Lei que inibe fiscalização do trabalho é inconstitucional, dizem especialistas

Com a aprovação da emenda, atuação dos auditores fiscais será esvaziada no combate a empregadores escravagistas. "É um incentivo legal à fraude", define presidente da Associação Nacional dos Procuradores do Trabalho
Por Carlos Juliano Barros
 13/02/2007

Renomados juristas e procuradores, a pedido da Repórter Brasil, analisaram a emenda ao projeto de lei da "Super Receita" que impede auditores fiscais do trabalho de apontar a existência de vínculo entre patrões e funcionários, caso constatem algum tipo de irregularidade durante suas ações. De acordo com o texto aprovado hoje em votação na Câmara, apenas a Justiça do Trabalho terá competência para determinar se uma pessoa é ou não empregada de outra.

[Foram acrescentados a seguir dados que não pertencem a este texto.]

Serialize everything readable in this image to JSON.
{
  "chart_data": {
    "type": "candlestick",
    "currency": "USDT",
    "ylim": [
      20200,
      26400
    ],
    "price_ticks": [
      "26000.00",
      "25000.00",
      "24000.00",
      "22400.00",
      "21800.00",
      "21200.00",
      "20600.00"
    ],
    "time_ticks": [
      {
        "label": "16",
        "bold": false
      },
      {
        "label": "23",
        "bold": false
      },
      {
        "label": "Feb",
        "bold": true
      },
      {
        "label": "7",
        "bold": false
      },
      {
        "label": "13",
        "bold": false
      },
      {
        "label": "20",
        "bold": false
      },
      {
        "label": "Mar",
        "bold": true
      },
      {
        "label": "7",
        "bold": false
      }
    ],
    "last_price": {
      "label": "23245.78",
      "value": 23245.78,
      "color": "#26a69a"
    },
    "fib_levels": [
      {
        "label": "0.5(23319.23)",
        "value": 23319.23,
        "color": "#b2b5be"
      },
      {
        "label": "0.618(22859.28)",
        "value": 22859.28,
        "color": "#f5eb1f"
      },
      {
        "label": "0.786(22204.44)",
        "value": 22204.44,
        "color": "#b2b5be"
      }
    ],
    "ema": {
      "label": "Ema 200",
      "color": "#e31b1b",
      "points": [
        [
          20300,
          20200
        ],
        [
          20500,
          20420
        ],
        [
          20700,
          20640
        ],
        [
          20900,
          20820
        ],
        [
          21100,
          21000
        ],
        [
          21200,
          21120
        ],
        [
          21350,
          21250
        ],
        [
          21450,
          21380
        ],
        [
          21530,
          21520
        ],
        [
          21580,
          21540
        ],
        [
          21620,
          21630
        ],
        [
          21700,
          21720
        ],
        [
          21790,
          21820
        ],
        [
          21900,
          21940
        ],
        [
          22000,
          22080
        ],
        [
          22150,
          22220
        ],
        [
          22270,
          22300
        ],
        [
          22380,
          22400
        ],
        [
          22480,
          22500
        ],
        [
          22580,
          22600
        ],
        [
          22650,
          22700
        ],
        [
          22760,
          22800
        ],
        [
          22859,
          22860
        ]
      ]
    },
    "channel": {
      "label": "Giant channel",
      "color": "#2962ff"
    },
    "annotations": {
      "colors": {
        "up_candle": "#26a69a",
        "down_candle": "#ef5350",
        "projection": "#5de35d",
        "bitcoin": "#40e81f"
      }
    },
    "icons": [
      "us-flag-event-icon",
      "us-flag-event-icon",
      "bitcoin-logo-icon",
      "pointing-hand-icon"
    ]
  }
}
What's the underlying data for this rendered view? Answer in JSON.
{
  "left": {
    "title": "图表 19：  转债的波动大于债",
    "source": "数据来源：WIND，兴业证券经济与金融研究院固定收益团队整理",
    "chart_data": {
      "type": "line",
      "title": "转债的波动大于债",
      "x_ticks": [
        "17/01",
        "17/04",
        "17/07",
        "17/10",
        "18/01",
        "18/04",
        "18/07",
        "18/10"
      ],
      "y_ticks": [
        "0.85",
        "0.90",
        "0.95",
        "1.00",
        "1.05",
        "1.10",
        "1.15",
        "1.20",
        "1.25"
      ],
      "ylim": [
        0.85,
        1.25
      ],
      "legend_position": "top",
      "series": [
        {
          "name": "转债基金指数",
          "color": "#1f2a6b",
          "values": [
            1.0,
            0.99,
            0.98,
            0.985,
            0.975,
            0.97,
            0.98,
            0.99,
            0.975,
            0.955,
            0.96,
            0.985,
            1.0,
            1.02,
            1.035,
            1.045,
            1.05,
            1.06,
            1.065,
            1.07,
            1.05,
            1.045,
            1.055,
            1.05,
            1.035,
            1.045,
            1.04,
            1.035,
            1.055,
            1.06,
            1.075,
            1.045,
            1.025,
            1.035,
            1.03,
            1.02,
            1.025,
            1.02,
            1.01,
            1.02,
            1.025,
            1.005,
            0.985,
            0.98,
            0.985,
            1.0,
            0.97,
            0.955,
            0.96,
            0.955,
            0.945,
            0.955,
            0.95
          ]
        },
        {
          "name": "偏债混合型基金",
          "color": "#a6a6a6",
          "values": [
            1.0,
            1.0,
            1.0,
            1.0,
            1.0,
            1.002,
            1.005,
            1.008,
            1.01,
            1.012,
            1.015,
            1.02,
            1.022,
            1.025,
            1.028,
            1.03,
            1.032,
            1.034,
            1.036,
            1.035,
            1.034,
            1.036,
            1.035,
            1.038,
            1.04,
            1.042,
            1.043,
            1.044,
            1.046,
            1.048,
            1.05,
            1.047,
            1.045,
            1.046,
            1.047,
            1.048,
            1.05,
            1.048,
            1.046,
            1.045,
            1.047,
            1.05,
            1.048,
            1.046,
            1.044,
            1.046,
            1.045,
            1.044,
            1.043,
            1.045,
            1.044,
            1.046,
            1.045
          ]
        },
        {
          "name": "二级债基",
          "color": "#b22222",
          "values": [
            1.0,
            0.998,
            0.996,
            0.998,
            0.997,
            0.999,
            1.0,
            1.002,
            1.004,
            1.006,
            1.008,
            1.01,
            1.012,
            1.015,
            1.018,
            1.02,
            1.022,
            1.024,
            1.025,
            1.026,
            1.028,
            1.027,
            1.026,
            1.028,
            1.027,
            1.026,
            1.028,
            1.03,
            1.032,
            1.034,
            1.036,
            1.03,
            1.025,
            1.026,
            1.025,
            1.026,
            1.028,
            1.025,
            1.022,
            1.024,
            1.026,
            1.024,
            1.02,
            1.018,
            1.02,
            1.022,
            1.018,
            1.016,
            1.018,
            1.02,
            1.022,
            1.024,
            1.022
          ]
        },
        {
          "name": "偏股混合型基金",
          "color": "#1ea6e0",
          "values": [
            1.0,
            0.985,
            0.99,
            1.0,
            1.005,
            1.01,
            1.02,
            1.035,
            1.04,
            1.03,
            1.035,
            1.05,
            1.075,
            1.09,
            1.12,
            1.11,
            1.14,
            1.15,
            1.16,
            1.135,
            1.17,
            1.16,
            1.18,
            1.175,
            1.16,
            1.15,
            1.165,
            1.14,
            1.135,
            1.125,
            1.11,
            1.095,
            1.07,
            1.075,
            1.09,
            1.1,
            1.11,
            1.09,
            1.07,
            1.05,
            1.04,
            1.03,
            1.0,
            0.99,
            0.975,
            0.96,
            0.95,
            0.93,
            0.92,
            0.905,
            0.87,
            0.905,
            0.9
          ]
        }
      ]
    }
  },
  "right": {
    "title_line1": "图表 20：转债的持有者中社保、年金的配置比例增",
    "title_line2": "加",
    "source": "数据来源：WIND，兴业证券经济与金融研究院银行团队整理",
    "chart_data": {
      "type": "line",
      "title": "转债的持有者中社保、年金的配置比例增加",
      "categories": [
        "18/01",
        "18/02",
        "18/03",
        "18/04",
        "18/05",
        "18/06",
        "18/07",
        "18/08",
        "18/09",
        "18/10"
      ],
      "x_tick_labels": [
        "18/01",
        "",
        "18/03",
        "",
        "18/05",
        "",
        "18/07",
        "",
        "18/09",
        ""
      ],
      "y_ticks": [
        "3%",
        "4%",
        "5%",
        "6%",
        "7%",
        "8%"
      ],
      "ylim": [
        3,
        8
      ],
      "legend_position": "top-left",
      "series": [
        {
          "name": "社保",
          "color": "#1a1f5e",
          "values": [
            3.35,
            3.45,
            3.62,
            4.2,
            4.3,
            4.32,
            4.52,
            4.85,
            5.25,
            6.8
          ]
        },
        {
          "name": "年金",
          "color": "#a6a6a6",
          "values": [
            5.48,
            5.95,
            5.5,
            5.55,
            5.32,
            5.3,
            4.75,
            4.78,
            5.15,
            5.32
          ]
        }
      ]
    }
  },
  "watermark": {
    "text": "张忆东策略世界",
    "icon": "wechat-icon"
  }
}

Os especialistas responderam a duas perguntas básicas. A primeira trata da legalidade da emenda. A segunda, por sua vez, aborda as conseqüências que a medida pode acarretar para o combate ao trabalho escravo e para a defesa dos direitos dos trabalhadores em geral. Na opinião de Marcus Orione, juiz federal e chefe do Departamento de Direito do Trabalho e da Seguridade Social da Faculdade de Direito da Universidade de São Paulo, a emenda viola as normas que regem as relações de trabalho. "Se há legislação prevendo as conseqüências decorrentes da não formalização da relação de emprego, será possível ao fiscal a tomada das providências legais cabíveis. A análise do ato ilegal e a sua punição não é prerrogativa exclusiva do Judiciário", explica.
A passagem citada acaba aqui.